Cellphone companies are required to tell the FCC how much radiation their phones spit out.
But they don't have to advertise it.
And unless the information becomes overwhelming, many people say they like their cellphones too much to even change anything.
"I don't feel like I could part with it," said cellphone user Anthony Serifsoy.
Christopher Johncke runs a cellphone repair company in Lake Park, and says customers often ask about radiation.
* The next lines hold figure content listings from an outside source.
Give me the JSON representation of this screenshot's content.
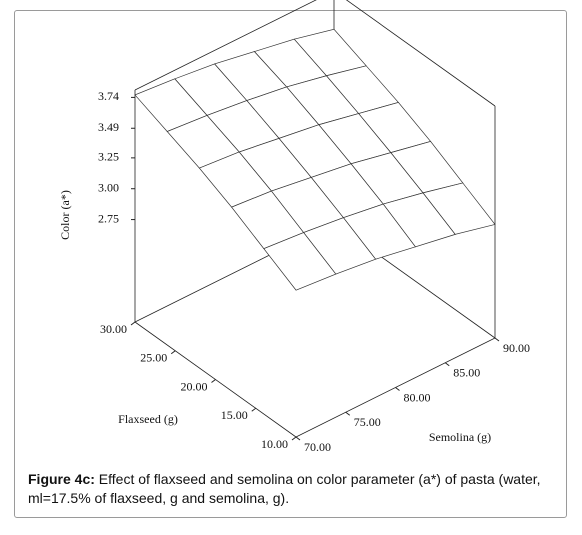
{
  "chart_data": {
    "type": "surface",
    "x_label": "Flaxseed (g)",
    "y_label": "Semolina (g)",
    "z_label": "Color (a*)",
    "x": [
      10,
      14,
      18,
      22,
      26,
      30
    ],
    "y": [
      70,
      74,
      78,
      82,
      86,
      90
    ],
    "z": [
      [
        3.11,
        3.08,
        3.04,
        2.98,
        2.92,
        2.84
      ],
      [
        3.26,
        3.23,
        3.19,
        3.14,
        3.07,
        2.99
      ],
      [
        3.41,
        3.38,
        3.33,
        3.28,
        3.21,
        3.14
      ],
      [
        3.54,
        3.51,
        3.46,
        3.41,
        3.34,
        3.27
      ],
      [
        3.65,
        3.62,
        3.58,
        3.53,
        3.46,
        3.38
      ],
      [
        3.76,
        3.73,
        3.69,
        3.63,
        3.57,
        3.49
      ]
    ],
    "xlim": [
      10,
      30
    ],
    "xticks": [
      {
        "value": 10,
        "label": "10.00"
      },
      {
        "value": 15,
        "label": "15.00"
      },
      {
        "value": 20,
        "label": "20.00"
      },
      {
        "value": 25,
        "label": "25.00"
      },
      {
        "value": 30,
        "label": "30.00"
      }
    ],
    "ylim": [
      70,
      90
    ],
    "yticks": [
      {
        "value": 70,
        "label": "70.00"
      },
      {
        "value": 75,
        "label": "75.00"
      },
      {
        "value": 80,
        "label": "80.00"
      },
      {
        "value": 85,
        "label": "85.00"
      },
      {
        "value": 90,
        "label": "90.00"
      }
    ],
    "zlim": [
      1.92,
      3.8
    ],
    "zticks": [
      2.75,
      {
        "value": 3,
        "label": "3.00"
      },
      3.25,
      3.49,
      3.74
    ],
    "color": "#ffffff"
  },
  "caption": {
    "label": "Figure 4c:",
    "text": "Effect of flaxseed and semolina on color parameter (a*) of pasta (water, ml=17.5% of flaxseed, g and semolina, g)."
  }
}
He says it's information that cellphone companies seem to keep quiet.
He says there's nothing about radiation on the main tech spec pages of the iPhone or HTC Evo, two popular cell phone models.
"They're going to try sticking to their guns. This is the best phone on the market, it has the most features. Not, this is the best phone on the market, and it has the highest SAR level," said Johncke.
Still, he doesn't consider a report by the World Health Organization overly alarming.
It says cellphones possibly cause cancer, and lumped them in with 200 other potential hazards, like car exhaust and pesticides.
"I'm just going to live my life and enjoy it, and all the conveniences that we have available to us," said Cheryl Hoffman of Delray Beach.
There's at least one person who wasn't surprised by the WHO's report.
"I have always thought that this was possible, so I'm very careful with my phone," said Patricia Rolnz.